Dans mon sourire, j’avais déjà découvert sur ce site un peu d’humour. Et un peu de pessimisme.
Mais ce texte m’a suggéré que sous le chaos apparent je devais y trouver une organisation hors du commun.
Alors je suis tombé sur une page, parce dans ce site on ne peut que tomber sur quelque chose, inutile de se dire qu’on l’a voulu, le site prend la main, et tire le long de ces marches que Dürrenmatt a si bien décrites dans sa nouvelle sur le néant, tire vers une excitation bizarre, un peu comme de tenir un billet de loterie qui n’a aucune valeur, mais qui pourrait. Qui pourrait. Et cette page ne racontait rien de vraiment épatant. Néanmoins j’ai tout de suite compris qu’elle était une femme, à sa manière de tenir une cigarette en observant les fenêtres illuminées de l’autre côté de la rue. Ses mots respiraient ce désir d’être au-delà d’aimée. Un mec aurait voulu dominé, être admiré, même doucement, mais elle voulait se fondre.

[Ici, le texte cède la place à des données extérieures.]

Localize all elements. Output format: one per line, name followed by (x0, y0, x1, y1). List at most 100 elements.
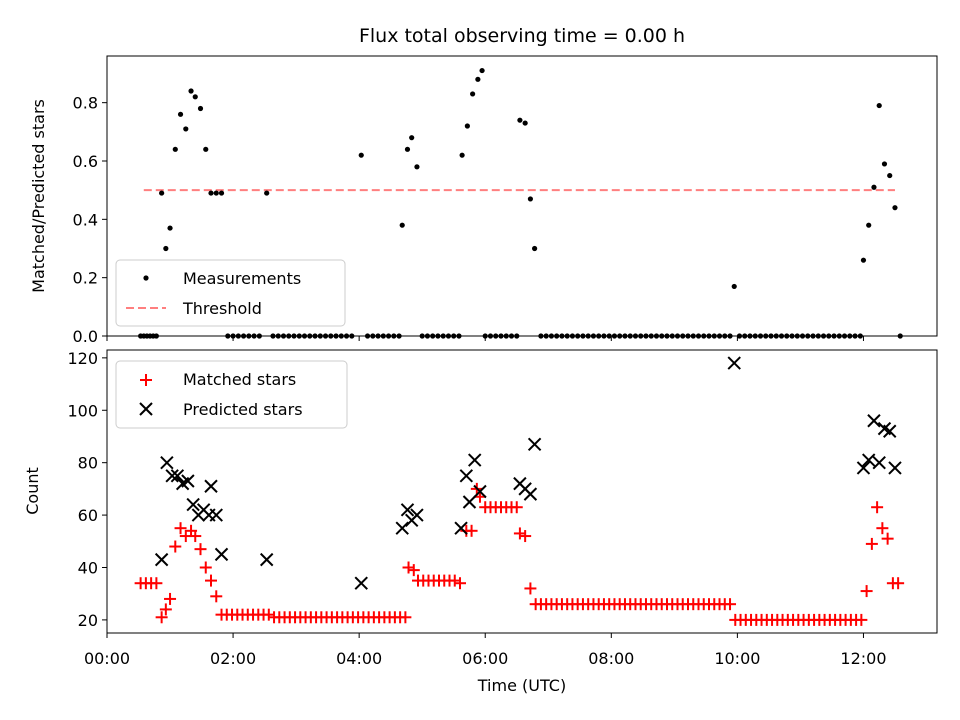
matched-star-point-7 (169, 540, 182, 553)
x-tick-label-5: 10:00 (714, 649, 760, 668)
measurement-point-43 (358, 152, 364, 158)
matched-star-point-61 (448, 574, 461, 587)
measurement-point-52 (404, 146, 411, 152)
matched-star-point-8 (174, 522, 187, 535)
top-y-tick-label-3: 0.6 (73, 152, 98, 171)
top-legend-box (115, 259, 346, 327)
matched-star-point-62 (454, 577, 467, 590)
predicted-star-point-12 (214, 547, 229, 562)
bottom-legend-box (115, 360, 348, 429)
bottom-y-tick-label-4: 100 (67, 401, 98, 420)
predicted-star-point-15 (395, 521, 409, 535)
matched-star-point-114 (724, 598, 737, 611)
measurement-point-26 (264, 190, 270, 196)
matched-star-point-51 (399, 611, 412, 624)
predicted-star-point-19 (454, 521, 468, 535)
predicted-star-point-22 (468, 453, 482, 467)
predicted-star-point-1 (160, 455, 174, 470)
matched-star-points (134, 482, 905, 626)
bottom-y-tick-label-3: 80 (78, 454, 98, 473)
top-y-ticks: 0.0 0.2 0.4 0.6 0.8 (73, 94, 107, 346)
measurement-point-75 (517, 117, 523, 123)
matched-star-point-143 (876, 522, 889, 535)
legend-marker-measurements (143, 275, 149, 281)
matched-star-point-141 (865, 537, 878, 550)
top-y-tick-label-0: 0.0 (73, 327, 98, 346)
measurement-point-17 (213, 190, 219, 196)
measurement-point-144 (876, 102, 882, 109)
matched-star-point-15 (210, 590, 223, 603)
matched-star-point-76 (524, 582, 537, 595)
measurement-point-16 (208, 190, 214, 196)
measurement-point-11 (183, 126, 189, 132)
top-plot-frame (106, 55, 938, 337)
x-tick-label-0: 00:00 (84, 649, 130, 668)
top-panel: Flux total observing time = 0.00 h 0.00.… (29, 25, 938, 346)
measurement-point-78 (532, 245, 538, 252)
bottom-x-ticks: 00:00 02:00 04:00 06:00 08:00 10:00 12:00 (84, 633, 887, 668)
measurement-point-15 (203, 146, 209, 152)
predicted-star-point-2 (165, 469, 179, 483)
bottom-plot-frame (106, 349, 938, 634)
matched-star-point-146 (892, 577, 905, 590)
predicted-star-point-27 (527, 437, 542, 452)
matched-star-point-74 (513, 527, 526, 540)
legend-marker-predicted (139, 402, 153, 416)
measurement-point-54 (414, 164, 420, 170)
matched-star-point-5 (159, 603, 172, 616)
predicted-star-point-32 (872, 455, 886, 470)
predicted-star-point-0 (154, 552, 169, 567)
measurement-point-116 (731, 283, 737, 290)
predicted-star-point-16 (400, 503, 415, 517)
matched-star-point-12 (194, 543, 207, 556)
measurement-point-76 (522, 120, 528, 126)
matched-star-point-52 (402, 561, 415, 574)
measurement-point-64 (464, 123, 470, 129)
measurement-point-143 (871, 184, 877, 190)
measurement-point-67 (479, 67, 485, 74)
predicted-star-point-21 (462, 495, 477, 509)
predicted-star-point-3 (170, 469, 185, 483)
measurement-point-63 (459, 152, 465, 158)
predicted-star-point-29 (856, 461, 871, 475)
predicted-star-point-26 (523, 487, 538, 501)
matched-star-point-3 (150, 577, 163, 590)
chart-title: Flux total observing time = 0.00 h (359, 25, 685, 47)
measurement-point-9 (172, 146, 178, 152)
x-tick-label-6: 12:00 (840, 649, 886, 668)
measurement-point-6 (159, 190, 165, 196)
measurement-point-141 (860, 257, 867, 263)
top-y-tick-label-1: 0.2 (73, 269, 98, 288)
matched-star-point-140 (860, 585, 873, 598)
predicted-star-point-5 (181, 474, 195, 488)
measurement-point-65 (470, 91, 476, 97)
measurement-point-142 (866, 222, 872, 228)
predicted-star-points (154, 356, 902, 590)
measurement-point-147 (892, 205, 898, 211)
legend-label-matched: Matched stars (183, 370, 296, 389)
legend-label-predicted: Predicted stars (183, 400, 303, 419)
predicted-star-point-10 (204, 479, 218, 493)
predicted-star-point-11 (209, 508, 223, 522)
matched-star-point-6 (164, 592, 177, 605)
top-y-tick-label-2: 0.4 (73, 210, 98, 229)
top-y-tick-label-4: 0.8 (73, 94, 98, 113)
matched-star-point-75 (519, 530, 532, 543)
measurement-point-8 (167, 225, 173, 231)
legend-marker-matched (140, 374, 152, 386)
predicted-star-point-35 (888, 461, 902, 475)
measurement-point-10 (177, 111, 184, 117)
bottom-y-tick-label-1: 40 (78, 558, 98, 577)
legend-label-measurements: Measurements (183, 269, 301, 288)
x-tick-label-3: 06:00 (462, 649, 508, 668)
matched-star-point-14 (205, 574, 218, 587)
x-tick-label-4: 08:00 (588, 649, 634, 668)
bottom-y-tick-label-0: 20 (78, 611, 98, 630)
matched-star-point-25 (262, 608, 275, 621)
predicted-star-point-18 (410, 508, 424, 522)
measurement-point-14 (197, 105, 204, 112)
bottom-y-tick-label-5: 120 (67, 349, 98, 368)
matched-star-point-53 (407, 564, 420, 577)
bottom-y-ticks: 20 40 60 80 100 120 (67, 349, 107, 630)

J’ai pas tout lu et zappé sur un autre lien dans le texte: yeux. J’avais remarqué, au début de ma baguenaude sur ce site, que yeux apparaissait souvent en lien. Parce que c’est eux, à un y près, ai-je compris dans une image. Presqu’en plein écran, l’image de ses yeux, et dans les iris, presque une plaine après la bataille, fumante, sanglante, avec ces petits drapeaux flottant dans le vent, presque apaisants. Tout est terminé.
C’est à ce moment que j’ai été pris d’effroi. J’aurais voulu continuer à cliquer, dans « Aimer », sur « vidéo », mais ça me brulait, par-dessus la plaine de la guerre, je n’avais plus assez de souffle pour tous ces liens.
Et j’ai abandonné. Parce que ce site m’aurait mené loin et que j’étais trop lâche pour aller voir là-bas.